Ian Davison
Associate Professor, Biology
- Education
- PhD, Simon Fraser University
- Office
- 5 Cummington Mall, Room 406
- idavison@bu.edu
- Phone
- 617-358-6902
Our lab studies the neural circuits that underlie perception and behavior in the olfactory system. Smell is notorious for its links to emotion and memory, and in the animal world, it is also a powerful trigger of innate behaviors like aggression, courtship, and fear. Our overall goal is to establish the circuit architecture and computational principles that the olfactory system uses to map chemical cues onto both stereotyped and learned behaviors.
In the vomeronasal system, pheromonal cues are detected by highly specific receptors, and are tightly coupled to evolutionarily conserved behavioral circuits in the limbic system. The hardwired and concise nature of these pathways provides a powerful window on the links between sensation and behavior. We use genetic tools to tag the sensory neurons associated with innate social behaviors, helping reveal both their anatomical organization, as well as how they are shaped by experience-dependent plasticity to help calibrate interactions with different social partners.

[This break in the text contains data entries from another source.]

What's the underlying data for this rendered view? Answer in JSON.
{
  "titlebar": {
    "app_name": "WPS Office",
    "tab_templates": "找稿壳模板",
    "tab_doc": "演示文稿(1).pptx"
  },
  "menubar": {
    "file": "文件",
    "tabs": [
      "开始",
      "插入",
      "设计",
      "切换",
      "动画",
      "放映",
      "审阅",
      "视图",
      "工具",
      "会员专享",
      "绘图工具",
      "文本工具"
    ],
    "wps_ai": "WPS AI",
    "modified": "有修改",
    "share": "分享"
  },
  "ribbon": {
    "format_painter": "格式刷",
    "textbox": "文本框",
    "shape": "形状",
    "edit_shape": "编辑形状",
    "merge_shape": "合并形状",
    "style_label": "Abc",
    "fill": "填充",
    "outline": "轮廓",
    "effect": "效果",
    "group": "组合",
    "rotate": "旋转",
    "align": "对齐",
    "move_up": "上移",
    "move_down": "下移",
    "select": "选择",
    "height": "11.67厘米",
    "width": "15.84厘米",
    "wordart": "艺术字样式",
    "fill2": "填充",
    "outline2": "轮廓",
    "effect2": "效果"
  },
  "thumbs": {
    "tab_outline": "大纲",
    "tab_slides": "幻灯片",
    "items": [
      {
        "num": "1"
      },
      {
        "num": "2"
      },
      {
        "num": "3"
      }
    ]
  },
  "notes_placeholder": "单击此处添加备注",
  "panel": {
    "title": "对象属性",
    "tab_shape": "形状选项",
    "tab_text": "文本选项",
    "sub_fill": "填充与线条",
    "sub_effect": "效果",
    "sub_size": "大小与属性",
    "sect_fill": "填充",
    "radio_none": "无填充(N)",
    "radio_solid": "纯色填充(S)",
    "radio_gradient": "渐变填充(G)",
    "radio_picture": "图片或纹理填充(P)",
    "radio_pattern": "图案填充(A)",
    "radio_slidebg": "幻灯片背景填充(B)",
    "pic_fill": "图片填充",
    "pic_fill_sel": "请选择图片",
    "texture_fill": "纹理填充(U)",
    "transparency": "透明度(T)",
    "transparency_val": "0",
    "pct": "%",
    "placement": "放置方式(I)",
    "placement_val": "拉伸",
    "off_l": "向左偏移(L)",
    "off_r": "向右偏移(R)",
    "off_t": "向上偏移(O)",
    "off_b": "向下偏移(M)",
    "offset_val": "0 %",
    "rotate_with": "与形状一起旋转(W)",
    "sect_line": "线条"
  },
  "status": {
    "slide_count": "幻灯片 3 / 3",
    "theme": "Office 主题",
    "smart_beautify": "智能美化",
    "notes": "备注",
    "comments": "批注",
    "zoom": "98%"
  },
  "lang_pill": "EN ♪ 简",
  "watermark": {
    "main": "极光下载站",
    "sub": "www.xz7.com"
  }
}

A second focus of the lab is to understand how flexible sensory processing emerges from plasticity in cortical circuits. Despite the noisy, variable, and incomplete sensory data received from the outside world, the brain easily maintains remarkably stable internal percepts. To this end, it must continually update the way that it parses new sensory information into meaningful behavioral categories. Here, our goal is to understand how this perceptual stability is supported by changes in the internal organization of local networks in piriform cortex.
To probe the organization of the circuits for both innate and flexible sensory responses, we use genetic tools for tagging and manipulating the neural ensembles engaged during different behaviors, complemented with population-scale activity measurements using imaging and electrophysiology, and quantitative behavioral reports of the animal’s sensory experience. Ultimately our hope is that olfaction will help reveal basic principles for flexible sensory processing and information storage in the nervous system.